AMARILLO, Texas (KAMR/KCIT) – Amarillo has been colloquially referred to as a “halfway point to anywhere,” as well as “the center of the known universe” due to its unique position in the United States and its central location in “the big boxy part at the top” of Texas. Halfway across the historic Route 66 and nestled one short drive away from four neighboring states, Amarillo is considered a hallmark of the American West.
And the American South. And the Great Plains.
The Texas Panhandle exists in a somewhat nebulous state in that government departments, researchers, and locals appear to disagree on whether the region should be considered western, southern, or central in the U.S. However, the Texas Panhandle isn’t the only region that provokes these conversations; they happen all across the state.
Where is Texas, anyway, and why do so many people disagree?
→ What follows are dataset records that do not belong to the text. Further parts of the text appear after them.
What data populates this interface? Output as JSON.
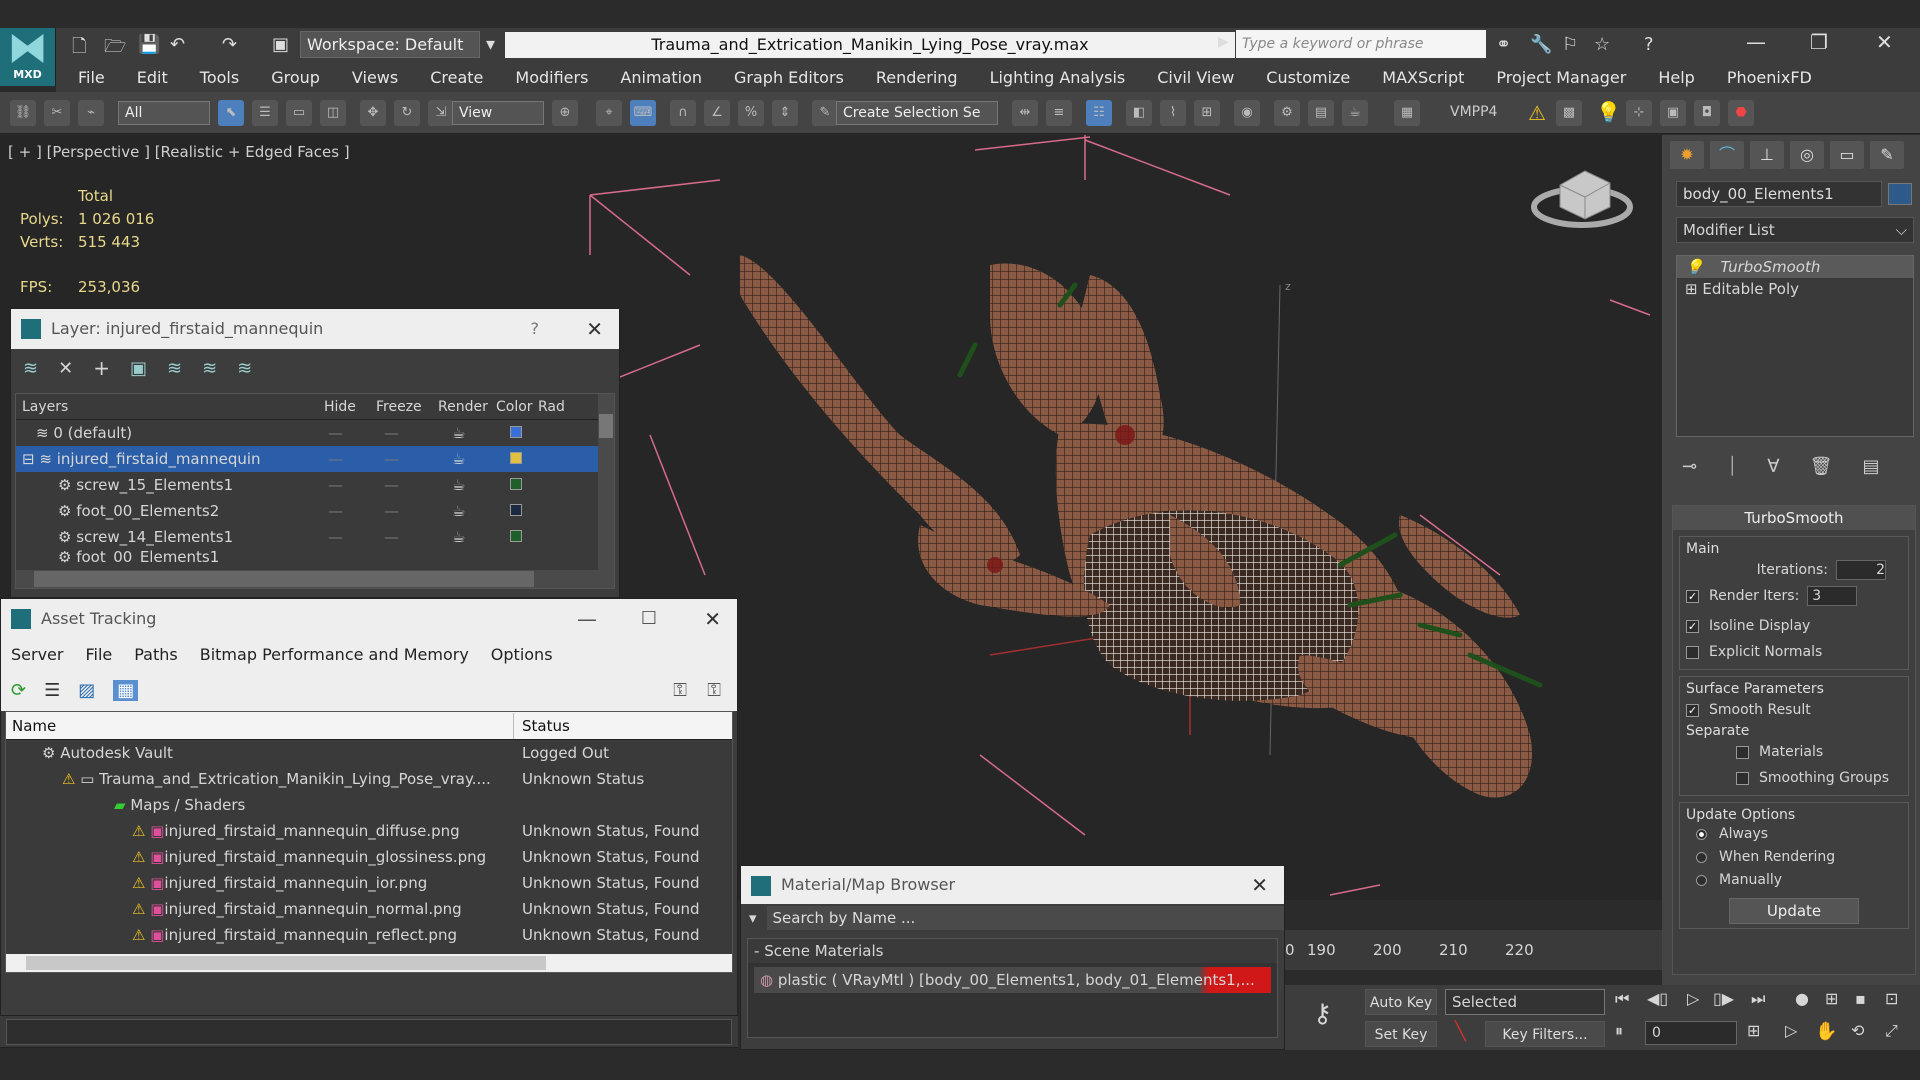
{
  "app": {
    "logo_sub": "MXD",
    "title": "Trauma_and_Extrication_Manikin_Lying_Pose_vray.max",
    "workspace": "Workspace: Default",
    "search_placeholder": "Type a keyword or phrase"
  },
  "menu": [
    "File",
    "Edit",
    "Tools",
    "Group",
    "Views",
    "Create",
    "Modifiers",
    "Animation",
    "Graph Editors",
    "Rendering",
    "Lighting Analysis",
    "Civil View",
    "Customize",
    "MAXScript",
    "Project Manager",
    "Help",
    "PhoenixFD"
  ],
  "toolbar": {
    "filter": "All",
    "refcoord": "View",
    "selset": "Create Selection Se",
    "vmpp": "VMPP4"
  },
  "viewport": {
    "label": "[ + ] [Perspective ] [Realistic + Edged Faces ]",
    "stats_header": "Total",
    "polys_label": "Polys:",
    "polys_value": "1 026 016",
    "verts_label": "Verts:",
    "verts_value": "515 443",
    "fps_label": "FPS:",
    "fps_value": "253,036"
  },
  "command_panel": {
    "object_name": "body_00_Elements1",
    "object_color": "#2e5a8a",
    "modifier_list": "Modifier List",
    "stack": [
      "TurboSmooth",
      "Editable Poly"
    ],
    "rollout_title": "TurboSmooth",
    "main_label": "Main",
    "iterations_label": "Iterations:",
    "iterations_value": "2",
    "render_iters_label": "Render Iters:",
    "render_iters_value": "3",
    "isoline_label": "Isoline Display",
    "explicit_normals_label": "Explicit Normals",
    "surface_label": "Surface Parameters",
    "smooth_result_label": "Smooth Result",
    "separate_label": "Separate",
    "materials_label": "Materials",
    "smoothing_groups_label": "Smoothing Groups",
    "update_options_label": "Update Options",
    "always_label": "Always",
    "when_rendering_label": "When Rendering",
    "manually_label": "Manually",
    "update_button": "Update"
  },
  "layer_window": {
    "title": "Layer: injured_firstaid_mannequin",
    "help": "?",
    "columns": [
      "Layers",
      "Hide",
      "Freeze",
      "Render",
      "Color",
      "Rad"
    ],
    "rows": [
      {
        "name": "0 (default)",
        "color": "#3a6fd8"
      },
      {
        "name": "injured_firstaid_mannequin",
        "color": "#e0c040"
      },
      {
        "name": "screw_15_Elements1",
        "color": "#1f5f2a"
      },
      {
        "name": "foot_00_Elements2",
        "color": "#1a2a40"
      },
      {
        "name": "screw_14_Elements1",
        "color": "#1f5f2a"
      },
      {
        "name": "foot_00_Elements1",
        "color": "#1a2a40"
      }
    ]
  },
  "asset_window": {
    "title": "Asset Tracking",
    "menu": [
      "Server",
      "File",
      "Paths",
      "Bitmap Performance and Memory",
      "Options"
    ],
    "columns": [
      "Name",
      "Status"
    ],
    "rows": [
      {
        "name": "Autodesk Vault",
        "status": "Logged Out"
      },
      {
        "name": "Trauma_and_Extrication_Manikin_Lying_Pose_vray....",
        "status": "Unknown Status"
      },
      {
        "name": "Maps / Shaders",
        "status": ""
      },
      {
        "name": "injured_firstaid_mannequin_diffuse.png",
        "status": "Unknown Status, Found"
      },
      {
        "name": "injured_firstaid_mannequin_glossiness.png",
        "status": "Unknown Status, Found"
      },
      {
        "name": "injured_firstaid_mannequin_ior.png",
        "status": "Unknown Status, Found"
      },
      {
        "name": "injured_firstaid_mannequin_normal.png",
        "status": "Unknown Status, Found"
      },
      {
        "name": "injured_firstaid_mannequin_reflect.png",
        "status": "Unknown Status, Found"
      }
    ]
  },
  "material_browser": {
    "title": "Material/Map Browser",
    "search_placeholder": "Search by Name ...",
    "section": "Scene Materials",
    "item": "plastic  ( VRayMtl ) [body_00_Elements1, body_01_Elements1,..."
  },
  "timeline": {
    "ticks": [
      "190",
      "200",
      "210",
      "220"
    ]
  },
  "bottom": {
    "auto_key": "Auto Key",
    "set_key": "Set Key",
    "key_mode": "Selected",
    "key_filters": "Key Filters...",
    "frame": "0"
  }
}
The answer may seem noncommittal: It depends on who you ask, and why.
Texas covers over 268,597 square miles of land, reaching as far west as a stone’s throw from the White Sands National park in New Mexico, as far east as the Toledo Bend Reservoir, as far south as the Gulf of Mexico, and as far north as the Rita Blanca National Grasslands. It houses both tropical beach destinations to the south and the frigid, awesome expanse of the Llano Estacado in the Panhandle.
That vast size comes with an immense collection of wildlife, industry, and culture, which means that different groups categorize the regions of Texas depending on their scope and focus.
Even the Texas Parks & Wildlife Department splits Texas up into two separate regional maps. While the TPWD says there are seven major natural regions of Texas, its personnel and program assignments are divided into eight regional districts. These separate maps can be illustrative of why regional designations might shift due to priorities: One focuses on the natural environmental formations of different parts of Texas, while one was made with more of a focus on wildlife and administrative specialists.
(Above: Regional maps via the Texas Parks and Wildlife Department)
While both technically live along the Gulf Coast, a teacher in Houston may find the natural region map more effective for a lesson plan while a researcher in Brownsville may find the district map more useful for finding an expert on a local bird.
On a national level, differences in regional maps often work in a similar way. As noted by the National Geographic Society, regions are areas of land with common features, whether they are natural or artificial. They can be designated by forests, wildlife, or climate as well as language, government, or culture.
Regional division maps from the National Geographic Society view Texas in the context of its geographic position on the continent. In that case, Texas is a part of the Southwest.
Agencies like the United States Department of Agriculture and the Forest Service consider regions based on topography and geographical features.
In regional boundaries from the USDA, Texas is considered the southernmost part of the Great Plains.
(Left: Regional map via the USDA)
Meanwhile, the United States Census Bureau groups the country with statistics in mind. As noted by the National Center for Health Statistics, the bureau splits the country into four geographic regions and nine divisions based on geographic proximity.
Texas falls into the large “South” chunk in this regional map, but it also falls into the “center” of the U.S. Because of that, Texas is considered to be part of the West South Central region of the country.
So, is Texas part of the Plains? The West? The South? Yes. Depending on geographic location, local opinion, and purpose, Texas is a part of all of those regions and more. Altogether, the simplest answer to the question of “Where is Texas, anyway?” may be just what its resident jokesters say: The center of everything.